The Bondis honestly feel a little bit like tanks and are not the kind of shoes I normally train in or would choose under other circumstances, but they were the perfect shoe for the moment.

If you're working through an overuse injury of any kind, sometimes simply changing things up (shoes, running routine, surface) is an important part of recovery: stop doing whatever is aggravating your injury and start to recover!

HOKA ONE ONE Men's Running Shoes
Hoka Bondi shoes on Amazon

What Didn't Work

While the treatments above are what finally worked for me, I spent the better part of the year pursuing other treatments that didn't work.  Here are some of the things that didn't seem to help.


As I mentioned above, I'm a firm believer in active recovery.  All the rest in the world didn't solve my PF problem and only left me depressed and out of shape.  You should take care to reduce the training load and make sure you don't aggravate the injury further, but all out rest simply did not work for me.


A lot of resources preach the importance of flexibility in the foot, achilles and calf.  That makes sense in theory, but in practice, I stretched the hell out of all of them and never noticed any improvement.  Like some of the other things I tried, the stretching even seemed to aggravate the injury.

Calf & Heel Exercises

Another common explanation for PF is weakness of the foot and calf muscles and recommend exercises like heel raises.  While I can believe that in principle, these exercises only seemed to aggravate my injury pretty severely.  The days after doing these exercises were some of the most painful.  I stuck with the routine through the increased pain for a while, but ultimately decided it simply wasn't working.

Massaging, Scraping, Pounding

You'll find a lot of info online about massaging the plantar fascia, or rolling it out to stretch it, or even "scraping" away scar tissue on the plantar fascia.  Let me tell you, I tried beating the crap out of my plantar fascia with all kinds of rollers, massagers, scrapers, thumpers, smashers, and wow, they all did nothing for me.

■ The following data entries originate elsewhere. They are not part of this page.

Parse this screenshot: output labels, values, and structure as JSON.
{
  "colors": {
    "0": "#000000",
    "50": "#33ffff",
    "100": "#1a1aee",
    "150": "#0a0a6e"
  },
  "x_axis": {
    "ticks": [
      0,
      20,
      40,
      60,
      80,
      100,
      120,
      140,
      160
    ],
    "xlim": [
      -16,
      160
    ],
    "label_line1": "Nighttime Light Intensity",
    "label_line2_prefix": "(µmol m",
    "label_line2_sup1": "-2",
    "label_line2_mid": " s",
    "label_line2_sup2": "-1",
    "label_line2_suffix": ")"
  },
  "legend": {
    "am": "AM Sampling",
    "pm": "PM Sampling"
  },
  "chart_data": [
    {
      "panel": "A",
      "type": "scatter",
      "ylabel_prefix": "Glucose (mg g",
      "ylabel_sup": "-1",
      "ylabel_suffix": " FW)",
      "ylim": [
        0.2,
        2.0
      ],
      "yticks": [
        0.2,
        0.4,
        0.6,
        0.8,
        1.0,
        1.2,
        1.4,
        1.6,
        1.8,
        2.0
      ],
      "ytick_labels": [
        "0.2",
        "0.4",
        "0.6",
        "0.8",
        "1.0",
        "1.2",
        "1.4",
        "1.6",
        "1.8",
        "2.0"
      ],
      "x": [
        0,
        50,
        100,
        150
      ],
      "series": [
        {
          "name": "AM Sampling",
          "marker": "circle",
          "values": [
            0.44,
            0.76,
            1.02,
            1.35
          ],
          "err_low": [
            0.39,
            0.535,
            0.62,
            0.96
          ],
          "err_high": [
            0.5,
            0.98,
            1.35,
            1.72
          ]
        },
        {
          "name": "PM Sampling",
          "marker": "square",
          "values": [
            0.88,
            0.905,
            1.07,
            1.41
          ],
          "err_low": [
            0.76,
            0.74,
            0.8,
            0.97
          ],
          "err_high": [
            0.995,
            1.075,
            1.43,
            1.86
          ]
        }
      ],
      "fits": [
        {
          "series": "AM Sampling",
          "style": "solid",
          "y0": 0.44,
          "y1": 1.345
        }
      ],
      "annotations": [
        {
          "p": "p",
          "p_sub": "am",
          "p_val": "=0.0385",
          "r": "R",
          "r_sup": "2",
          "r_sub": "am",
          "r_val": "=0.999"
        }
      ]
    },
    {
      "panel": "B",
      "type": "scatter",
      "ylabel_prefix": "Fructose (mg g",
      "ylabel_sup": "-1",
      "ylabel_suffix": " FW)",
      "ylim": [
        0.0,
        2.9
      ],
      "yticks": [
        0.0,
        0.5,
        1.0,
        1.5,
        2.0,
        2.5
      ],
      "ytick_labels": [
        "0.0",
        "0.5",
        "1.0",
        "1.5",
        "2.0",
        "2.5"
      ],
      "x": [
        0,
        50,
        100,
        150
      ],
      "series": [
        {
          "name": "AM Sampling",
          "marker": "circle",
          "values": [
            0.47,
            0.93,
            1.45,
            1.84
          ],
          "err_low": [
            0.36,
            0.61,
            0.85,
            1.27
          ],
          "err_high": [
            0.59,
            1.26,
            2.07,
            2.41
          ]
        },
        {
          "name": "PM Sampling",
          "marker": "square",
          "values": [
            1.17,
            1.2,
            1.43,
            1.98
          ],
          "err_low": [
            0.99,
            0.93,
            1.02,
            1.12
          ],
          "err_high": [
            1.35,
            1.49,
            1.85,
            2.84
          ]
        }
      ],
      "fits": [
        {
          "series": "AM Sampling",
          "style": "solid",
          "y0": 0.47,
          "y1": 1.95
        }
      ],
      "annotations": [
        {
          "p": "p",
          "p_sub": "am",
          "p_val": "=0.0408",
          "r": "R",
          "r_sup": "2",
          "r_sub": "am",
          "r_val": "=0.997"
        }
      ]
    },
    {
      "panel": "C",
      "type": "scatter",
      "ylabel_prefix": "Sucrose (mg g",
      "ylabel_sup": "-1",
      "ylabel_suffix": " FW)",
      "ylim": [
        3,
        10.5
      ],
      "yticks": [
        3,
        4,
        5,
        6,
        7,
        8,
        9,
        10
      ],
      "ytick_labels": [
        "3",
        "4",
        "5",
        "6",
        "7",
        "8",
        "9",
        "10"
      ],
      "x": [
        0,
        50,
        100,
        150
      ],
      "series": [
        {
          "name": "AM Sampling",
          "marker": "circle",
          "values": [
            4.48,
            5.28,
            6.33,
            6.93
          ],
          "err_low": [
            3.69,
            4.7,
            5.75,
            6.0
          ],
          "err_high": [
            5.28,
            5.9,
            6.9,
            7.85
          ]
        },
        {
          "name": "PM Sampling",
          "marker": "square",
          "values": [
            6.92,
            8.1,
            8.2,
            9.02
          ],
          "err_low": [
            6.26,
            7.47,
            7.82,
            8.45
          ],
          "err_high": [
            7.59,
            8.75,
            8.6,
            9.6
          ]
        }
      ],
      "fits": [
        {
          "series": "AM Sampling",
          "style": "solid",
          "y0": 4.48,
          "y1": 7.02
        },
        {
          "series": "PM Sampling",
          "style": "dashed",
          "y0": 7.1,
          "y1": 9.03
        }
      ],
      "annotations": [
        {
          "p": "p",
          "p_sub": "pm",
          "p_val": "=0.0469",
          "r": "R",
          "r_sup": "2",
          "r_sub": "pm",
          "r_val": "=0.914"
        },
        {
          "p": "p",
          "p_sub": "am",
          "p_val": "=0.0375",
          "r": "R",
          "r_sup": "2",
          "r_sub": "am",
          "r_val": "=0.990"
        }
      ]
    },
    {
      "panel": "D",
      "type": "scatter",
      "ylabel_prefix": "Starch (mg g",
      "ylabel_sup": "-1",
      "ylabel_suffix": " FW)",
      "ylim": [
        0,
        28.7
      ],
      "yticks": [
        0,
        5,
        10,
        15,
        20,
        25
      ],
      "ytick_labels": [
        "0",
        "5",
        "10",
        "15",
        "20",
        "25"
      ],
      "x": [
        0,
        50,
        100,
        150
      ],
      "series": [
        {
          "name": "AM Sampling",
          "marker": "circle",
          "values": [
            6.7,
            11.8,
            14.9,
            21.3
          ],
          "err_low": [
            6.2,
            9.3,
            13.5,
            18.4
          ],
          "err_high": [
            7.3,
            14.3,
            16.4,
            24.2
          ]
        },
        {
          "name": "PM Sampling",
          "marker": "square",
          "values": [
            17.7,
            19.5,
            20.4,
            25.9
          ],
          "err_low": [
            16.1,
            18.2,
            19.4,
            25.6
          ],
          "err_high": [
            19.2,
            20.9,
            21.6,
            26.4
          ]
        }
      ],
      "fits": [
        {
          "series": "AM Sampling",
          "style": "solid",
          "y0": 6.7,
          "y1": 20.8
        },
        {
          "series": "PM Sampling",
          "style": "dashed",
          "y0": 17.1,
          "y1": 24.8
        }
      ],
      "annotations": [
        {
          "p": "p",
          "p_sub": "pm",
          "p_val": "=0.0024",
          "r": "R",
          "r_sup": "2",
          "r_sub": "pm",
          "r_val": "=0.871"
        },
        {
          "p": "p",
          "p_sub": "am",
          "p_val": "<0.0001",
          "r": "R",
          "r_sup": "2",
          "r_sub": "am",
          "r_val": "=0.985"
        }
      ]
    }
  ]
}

Some of these things feel good or provide relief in the moment, so I wouldn't dismiss them altogether, but for me, the relief was only temporary.

What I Would Do Differently if I Got PF Again

If I do ever have the misfortune of getting PF again, in addition to all the other things in the post, I would commit a lot of time to strengthening leg muscles, but with a far more hollistic approach than focusing on the calf and foot.  

While I was working through a (far more minor) case of ITBS, I was amazed at Jason Fitzgerald's ITB rehab routine: not only was it was incredibly effective, it also worked out muscles I would have never even have considered.  In fact, if I got PF tomorrow, I would use the same routine as a starting point for improving both upper and lower leg strength and mobility.

I have no specific theory of what kind of weakness could have triggered my PF, but do believe that it played a large role–if I end up with PF again, that's a question I'd like to explore.

Good Luck, and Keep Exploring

If you're suffering from plantar fasciitis right now (or any other stubborn running injury), you have my full sympathy and I wish you the best of luck.  Don't give up, keep exploring and don't be afraid to think a bit out of the box: every injury responds differently and it takes time to find the thing that will work for you.